Note that these are issues raised, and not necessarily Treasury viewpoints as reported in the document.

On the other hand, the report also reflected the possibility that marketplace lending in time could provide opportunities to expand access to credit to additional customers, including consumers, student borrowers, and small businesses.

Reaction to report

The report was released the day after the coming to light of a major upset at the large marketplace lender Lending Club resulted in the resignation of its CEO. This has been a period of turmoil for some players, with the stock prices of traded marketplace lenders suffering.

A canvass of websites of likely commentators on the Treasury report revealed comparatively light response. For example, a new association of such creditors, the Marketplace Lending Association, launched recently by Lending Club, Funding Circle, and Prosper, carried no comment about the long-awaited report.

Another organization, the Online Lenders Alliance, noted that the report confirmed the strong demand among consumers and businesses for online credit.

“What we need is a new way of looking at how financial products are delivered in the 21st century,” said Lisa McGreevy, president and CEO of the group. “OLA is committed to fostering new and innovative ways to ensure that consumers and businesses can access the responsible, fast, and convenient online loans. The Treasury report provides a framework for the government and online lending companies to work together to help expand online access for consumers and business customers.”

The American Bankers Association was alone among major banking associations to comment the same day about the report. (Other groups, including the Independent Community Bankers of America, had submitted comments during the Treasury’s process of gathering industry input, though thus far not in reaction to the report.)

“A policy ecosystem that supports innovation both inside and outside banks is wholeheartedly supported by the banking industry,” ABA said.

ABA resisted suggestions in the Treasury report that more legislation might be necessary.
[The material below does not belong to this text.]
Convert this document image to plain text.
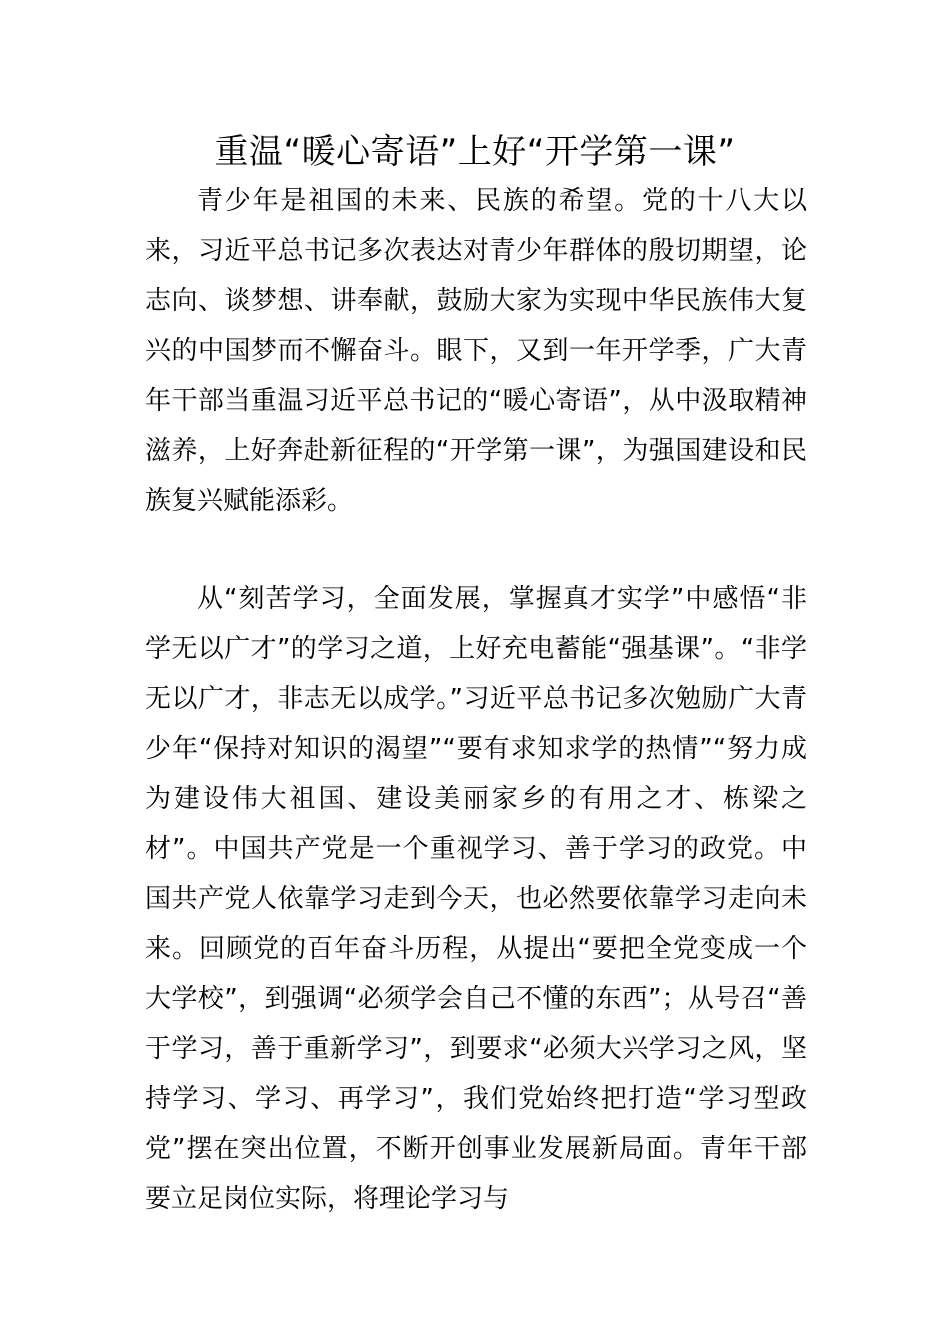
重温“暖心寄语”上好“开学第一课”

青少年是祖国的未来、民族的希望。党的十八大以来，习近平总书记多次表达对青少年群体的殷切期望，论志向、谈梦想、讲奉献，鼓励大家为实现中华民族伟大复兴的中国梦而不懈奋斗。眼下，又到一年开学季，广大青年干部当重温习近平总书记的“暖心寄语”，从中汲取精神滋养，上好奔赴新征程的“开学第一课”，为强国建设和民族复兴赋能添彩。

从“刻苦学习，全面发展，掌握真才实学”中感悟“非学无以广才”的学习之道，上好充电蓄能“强基课”。“非学无以广才，非志无以成学。”习近平总书记多次勉励广大青少年“保持对知识的渴望”“要有求知求学的热情”“努力成为建设伟大祖国、建设美丽家乡的有用之才、栋梁之材”。中国共产党是一个重视学习、善于学习的政党。中国共产党人依靠学习走到今天，也必然要依靠学习走向未来。回顾党的百年奋斗历程，从提出“要把全党变成一个大学校”，到强调“必须学会自己不懂的东西”；从号召“善于学习，善于重新学习”，到要求“必须大兴学习之风，坚持学习、学习、再学习”，我们党始终把打造“学习型政党”摆在突出位置，不断开创事业发展新局面。青年干部要立足岗位实际，将理论学习与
“While there is much to support in Treasury’s recommendations, enacting more laws is not one of them,” said Rob Nichols, ABA president and CEO. “There are numerous laws today that ensure small business loans are made responsibly. What is needed is proactive oversight to ensure that rules are followed and borrowers are treated fairly regardless of the provider. Banks already have a culture of compliance and strong regulatory oversight which should be emulated by all credit providers.”